In his article, “Is Diplomatic Recognition of Cuba Even Legal?”, Fontova shared that the Cuban Liberty and Solidarity Act of 1996, Section 201 (13) declares that any easing of a diplomatic relationship with Cuba relies on the fact that “there exists a democratically elected government in Cuba.”

Next, Section. 201 (13) states that “The satisfactory resolution of property claims by a Cuban Government recognized by the United States remains an essential condition for the full resumption of economic and diplomatic relations between the United States and Cuba.”

US law clearly shows that this move is not only premature, but un-American.

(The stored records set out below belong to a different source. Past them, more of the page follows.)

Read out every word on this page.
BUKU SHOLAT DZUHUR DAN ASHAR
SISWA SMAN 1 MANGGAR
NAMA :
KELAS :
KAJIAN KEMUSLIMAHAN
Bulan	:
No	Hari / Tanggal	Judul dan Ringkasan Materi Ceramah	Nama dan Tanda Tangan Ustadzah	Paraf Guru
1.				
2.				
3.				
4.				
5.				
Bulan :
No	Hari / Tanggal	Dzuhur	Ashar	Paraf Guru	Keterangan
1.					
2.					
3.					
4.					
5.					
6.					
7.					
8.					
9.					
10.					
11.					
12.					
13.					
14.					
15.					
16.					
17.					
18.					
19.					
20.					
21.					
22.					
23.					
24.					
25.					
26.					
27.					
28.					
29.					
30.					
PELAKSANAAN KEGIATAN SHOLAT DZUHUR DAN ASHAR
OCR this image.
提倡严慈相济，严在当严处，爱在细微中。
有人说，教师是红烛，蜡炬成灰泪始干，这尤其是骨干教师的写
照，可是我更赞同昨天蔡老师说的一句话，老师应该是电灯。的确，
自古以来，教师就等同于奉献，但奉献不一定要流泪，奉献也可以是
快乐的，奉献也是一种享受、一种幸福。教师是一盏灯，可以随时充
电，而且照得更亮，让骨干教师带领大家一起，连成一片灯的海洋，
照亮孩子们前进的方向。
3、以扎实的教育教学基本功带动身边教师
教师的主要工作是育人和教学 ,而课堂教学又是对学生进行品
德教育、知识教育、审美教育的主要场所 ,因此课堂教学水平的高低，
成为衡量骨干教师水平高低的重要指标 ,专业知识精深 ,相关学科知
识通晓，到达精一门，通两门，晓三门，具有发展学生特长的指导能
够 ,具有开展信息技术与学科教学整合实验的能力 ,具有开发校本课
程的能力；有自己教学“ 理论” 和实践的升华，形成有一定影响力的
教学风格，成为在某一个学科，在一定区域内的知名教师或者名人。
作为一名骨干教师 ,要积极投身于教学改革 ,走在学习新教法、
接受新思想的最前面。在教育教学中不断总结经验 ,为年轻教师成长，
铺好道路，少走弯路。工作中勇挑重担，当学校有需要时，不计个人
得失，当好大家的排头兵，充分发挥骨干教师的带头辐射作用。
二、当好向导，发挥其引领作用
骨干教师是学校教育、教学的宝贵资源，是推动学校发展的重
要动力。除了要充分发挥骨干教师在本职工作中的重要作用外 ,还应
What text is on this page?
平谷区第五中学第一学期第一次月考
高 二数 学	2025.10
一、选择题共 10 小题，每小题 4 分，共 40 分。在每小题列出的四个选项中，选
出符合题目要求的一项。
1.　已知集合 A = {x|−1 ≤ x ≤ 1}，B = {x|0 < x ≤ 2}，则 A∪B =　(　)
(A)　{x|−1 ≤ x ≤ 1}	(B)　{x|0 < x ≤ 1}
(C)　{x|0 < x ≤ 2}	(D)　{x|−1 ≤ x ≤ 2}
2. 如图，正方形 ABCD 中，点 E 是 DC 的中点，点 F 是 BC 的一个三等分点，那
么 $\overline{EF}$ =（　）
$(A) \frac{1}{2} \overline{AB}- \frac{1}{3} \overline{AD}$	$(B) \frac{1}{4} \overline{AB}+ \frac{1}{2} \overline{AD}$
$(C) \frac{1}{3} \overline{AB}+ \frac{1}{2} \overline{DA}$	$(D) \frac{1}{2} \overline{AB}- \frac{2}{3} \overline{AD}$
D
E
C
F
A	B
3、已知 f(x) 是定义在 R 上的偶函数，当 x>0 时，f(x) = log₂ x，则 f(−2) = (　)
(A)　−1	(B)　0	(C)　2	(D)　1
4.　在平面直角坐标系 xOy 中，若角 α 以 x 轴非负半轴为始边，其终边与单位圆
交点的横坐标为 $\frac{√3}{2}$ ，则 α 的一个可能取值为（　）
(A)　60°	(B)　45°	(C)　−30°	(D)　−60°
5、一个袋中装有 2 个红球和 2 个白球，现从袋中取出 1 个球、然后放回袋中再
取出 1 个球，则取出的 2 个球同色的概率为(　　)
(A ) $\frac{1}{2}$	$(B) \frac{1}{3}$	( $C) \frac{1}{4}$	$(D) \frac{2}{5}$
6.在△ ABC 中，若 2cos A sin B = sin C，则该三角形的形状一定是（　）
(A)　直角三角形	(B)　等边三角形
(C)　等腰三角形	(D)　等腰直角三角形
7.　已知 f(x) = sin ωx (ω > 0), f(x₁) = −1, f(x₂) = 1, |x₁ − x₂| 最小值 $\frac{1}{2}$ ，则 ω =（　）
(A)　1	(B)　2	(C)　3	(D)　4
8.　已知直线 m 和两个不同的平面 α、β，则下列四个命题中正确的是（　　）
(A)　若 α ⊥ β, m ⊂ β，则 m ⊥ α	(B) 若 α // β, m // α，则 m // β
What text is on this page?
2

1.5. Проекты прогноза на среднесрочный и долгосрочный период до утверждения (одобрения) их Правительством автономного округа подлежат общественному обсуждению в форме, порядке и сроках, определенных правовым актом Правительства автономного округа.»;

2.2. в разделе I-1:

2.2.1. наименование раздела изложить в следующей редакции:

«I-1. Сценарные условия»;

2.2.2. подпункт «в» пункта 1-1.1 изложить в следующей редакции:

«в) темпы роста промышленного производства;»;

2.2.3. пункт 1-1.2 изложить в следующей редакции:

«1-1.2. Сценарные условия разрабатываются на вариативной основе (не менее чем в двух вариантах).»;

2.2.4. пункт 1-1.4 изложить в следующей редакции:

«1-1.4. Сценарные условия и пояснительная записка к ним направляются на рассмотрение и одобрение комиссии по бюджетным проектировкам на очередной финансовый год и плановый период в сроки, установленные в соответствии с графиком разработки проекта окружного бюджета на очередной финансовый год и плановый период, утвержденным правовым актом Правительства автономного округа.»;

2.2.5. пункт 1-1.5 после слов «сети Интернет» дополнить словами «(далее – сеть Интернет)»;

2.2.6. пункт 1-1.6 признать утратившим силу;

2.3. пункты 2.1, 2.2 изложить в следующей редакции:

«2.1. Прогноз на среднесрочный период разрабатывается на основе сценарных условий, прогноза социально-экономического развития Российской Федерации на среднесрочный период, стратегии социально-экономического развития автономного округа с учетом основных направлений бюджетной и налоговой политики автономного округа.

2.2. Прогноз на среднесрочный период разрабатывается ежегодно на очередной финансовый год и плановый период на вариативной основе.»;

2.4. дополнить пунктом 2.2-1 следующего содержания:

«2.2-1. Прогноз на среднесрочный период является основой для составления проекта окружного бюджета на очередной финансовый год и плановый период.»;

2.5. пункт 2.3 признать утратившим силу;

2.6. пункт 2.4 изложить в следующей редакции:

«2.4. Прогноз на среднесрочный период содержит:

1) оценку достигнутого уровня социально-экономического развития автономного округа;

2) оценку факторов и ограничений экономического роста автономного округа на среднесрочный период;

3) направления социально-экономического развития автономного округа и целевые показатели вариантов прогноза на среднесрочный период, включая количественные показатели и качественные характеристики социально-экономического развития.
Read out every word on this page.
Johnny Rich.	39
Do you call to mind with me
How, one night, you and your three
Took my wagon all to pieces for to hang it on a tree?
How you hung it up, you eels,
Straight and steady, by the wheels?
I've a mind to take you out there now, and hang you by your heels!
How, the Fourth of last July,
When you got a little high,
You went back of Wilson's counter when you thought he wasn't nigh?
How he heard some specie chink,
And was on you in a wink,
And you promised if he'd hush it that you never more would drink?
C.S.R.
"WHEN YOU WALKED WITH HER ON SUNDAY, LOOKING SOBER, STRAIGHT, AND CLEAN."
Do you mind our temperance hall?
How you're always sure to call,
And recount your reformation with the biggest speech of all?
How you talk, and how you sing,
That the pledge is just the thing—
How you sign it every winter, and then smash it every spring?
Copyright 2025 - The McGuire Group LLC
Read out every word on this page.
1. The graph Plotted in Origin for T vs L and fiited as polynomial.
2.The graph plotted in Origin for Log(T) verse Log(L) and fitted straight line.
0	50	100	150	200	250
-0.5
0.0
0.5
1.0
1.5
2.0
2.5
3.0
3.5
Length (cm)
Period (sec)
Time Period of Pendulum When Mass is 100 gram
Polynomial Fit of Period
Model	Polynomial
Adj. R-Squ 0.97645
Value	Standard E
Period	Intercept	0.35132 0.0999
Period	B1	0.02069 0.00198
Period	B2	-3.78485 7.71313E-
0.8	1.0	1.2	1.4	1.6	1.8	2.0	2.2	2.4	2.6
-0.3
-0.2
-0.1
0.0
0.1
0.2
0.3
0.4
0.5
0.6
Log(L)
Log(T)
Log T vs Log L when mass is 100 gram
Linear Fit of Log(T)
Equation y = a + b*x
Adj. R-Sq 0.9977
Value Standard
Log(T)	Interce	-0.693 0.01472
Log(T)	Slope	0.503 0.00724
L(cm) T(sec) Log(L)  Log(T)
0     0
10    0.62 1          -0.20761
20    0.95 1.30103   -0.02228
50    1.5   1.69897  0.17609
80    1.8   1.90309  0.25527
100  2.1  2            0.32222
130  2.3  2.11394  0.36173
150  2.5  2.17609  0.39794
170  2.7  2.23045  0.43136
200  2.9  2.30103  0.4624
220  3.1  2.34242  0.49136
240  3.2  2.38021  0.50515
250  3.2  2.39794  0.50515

I ask this question: What precedent will this new move take for future US administrations? How will we treat Cuba after the Obama era? What if a new President declares this move illegal?

Overall, this move only further legitimizes the Cuban revolutionary government and does not honor the Cuban people at all.

Not only that, it will cause more problems.

For example, will Cubans be able to ask for asylum upon entering US sovereign soil or will they be pushed away?

What were the agreements made between the two parties that gave a go-ahead for this move? Will Cuban government officials be given a chance to freely travel to the US to continue harassing members of the Cuban American exile community?

What comes next, as dangerous, is the actual normalization of relations with Cuba.

Mr. President, as a forbearer of “Hope and Change” you have negotiated with a government that has US blood on their hands where their families of the Brothers to the Rescue pilots never received any justice.

As a matter of respect, I implore you to stand with the grassroots Cuban dissident movement. Do not back down from these egotistical maniacs, but stand up for the Cuban people.

Alain Castillo is a first-generation Cuban American based in Dallas Texas. He is a public school teacher and holds a Bachelor of Science in Journalism from Florida International University.